Среди срочников часто возникали разговоры о будущей судьбе многих офицеров-салаг: "первый бой и первая пуля". Эти разговоры уходили в глубь истории: вероятно, как появилась армия, возникло желание нижестоящих убивать вышестоящих, привычка к оружию легко нажимала пальцем на спуск. Во время войны убийства офицеров, в основном, происходили по пути на фронт, где кривлянья возможной смерти уже качались под потолком вагонов над головами, а дисциплина и абсолютная власть над солдатом еще не покидали офицерские мозги.

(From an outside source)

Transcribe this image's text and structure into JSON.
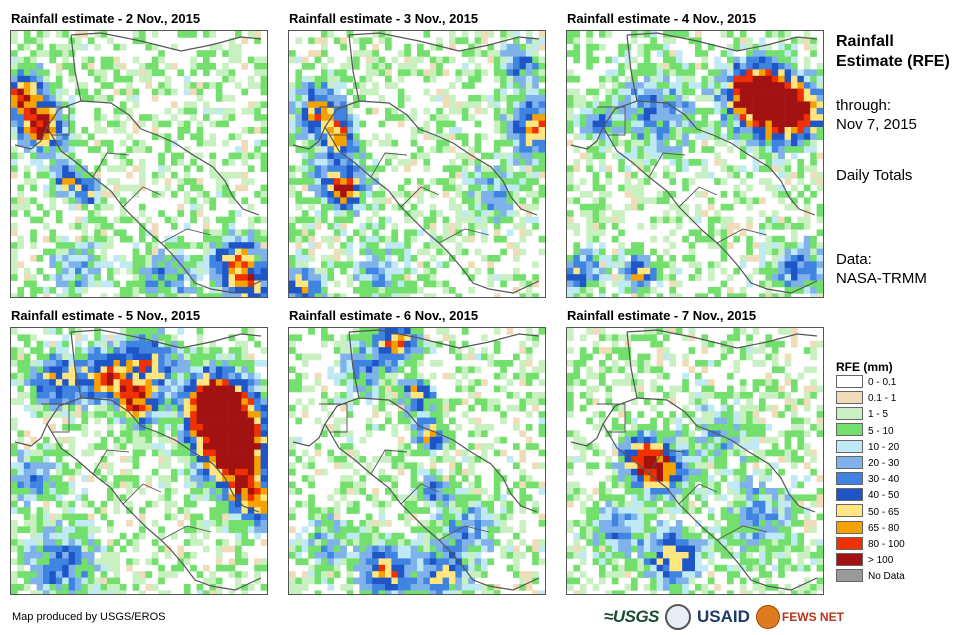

Невидимое присутствие китайцев под боком создавало напряженный сгусток невольного ожидания, главный элемент которого — страх — порождает то злобу, то растерянность. Многие искренне ждали войны, чтобы рассчитаться с одногодком в офицерских погонах, заставляющим их — с презрительной гримасой на опухшем от тоски и пьянства лице — чистить гальюны, скрести полы осколком стекла до белизны и многое другое. Ходило изречение: "советского солдата можно убить, но издеваться над ним нельзя". И оно всем нравилось. Дальше бессильных угроз дело, однако, обычно не шло. Правда, из «секретки» раз пошли слухи, что в Спасске Дальнем один малый во время утреннего развода выскочил с автоматом и стал палить по офицерам: шестнадцать человек положил, пока дежурный одной из рот не прикончил его из карабина из окна оружейной. Так никто и не узнал, отчаялся ли парень, накурился ли какой травы, или решил со смыслом для себя покончить счеты с жизнью. Никто и не интересовался (в рапорте написали, что рехнулся)… да и опять же… кому все это нужно знать?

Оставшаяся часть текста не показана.